Workbench for 3D target detection and recognition from airborne motion stereo and ladar imagery

3D imagery has a well-known potential for improving situational awareness and battlespace visualization by providing enhanced knowledge of uncooperative targets. This potential arises from the numerous advantages that 3D imagery has to offer over traditional 2D imagery, thereby increasing the accuracy of automatic target detection (ATD) and recognition (ATR). Despite advancements in both 3D sensing and 3D data exploitation, 3D imagery has yet to demonstrate a true operational gain, partly due to the processing burden of the massive dataloads generated by modern sensors. In this context, this paper describes the current status of a workbench designed for the study of 3D ATD/ATR. Among the project goals is the comparative assessment of algorithms and 3D sensing technologies given various scenarios. The workbench is comprised of three components: a database, a toolbox, and a simulation environment.
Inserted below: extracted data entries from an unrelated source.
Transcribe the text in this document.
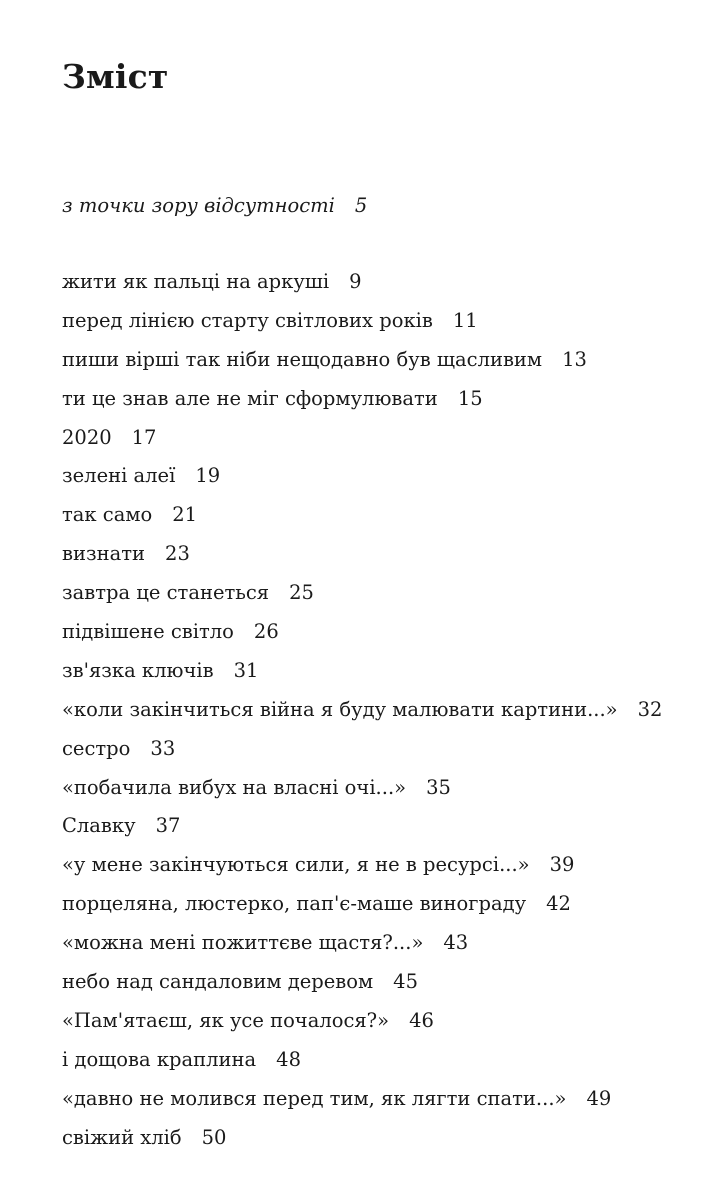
Зміст
з точки зору відсутності 5
жити як пальці на аркуші 9
перед лінією старту світлових років 11
пиши вірші так ніби нещодавно був щасливим 13
ти це знав але не міг сформулювати 15
2020 17
зелені алеї 19
так само 21
визнати 23
завтра це станеться 25
підвішене світло 26
зв'язка ключів 31
«коли закінчиться війна я буду малювати картини...» 32
сестро 33
«побачила вибух на власні очі...» 35
Славку 37
«у мене закінчуються сили, я не в ресурсі...» 39
порцеляна, люстерко, пап'є-маше винограду 42
«можна мені пожиттєве щастя?...» 43
небо над сандаловим деревом 45
«Пам'ятаєш, як усе почалося?» 46
і дощова краплина 48
«давно не молився перед тим, як лягти спати...» 49
свіжий хліб 50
The database stores, manages, and edits input data of various types such as point clouds, video, still imagery frames, CAD models and metadata. The toolbox features data processing modules, including range data manipulation, surface mesh generation, texture mapping, and a shape-from-motion module to extract a 3D target representation from video frames or from a sequence of still imagery. The simulation environment includes synthetic point cloud generation, 3D ATD/ATR algorithm prototyping environment and performance metrics for comparative assessment. In this paper, the workbench components are described and preliminary results are presented. Ladar, video and still imagery datasets collected during airborne trials are also detailed.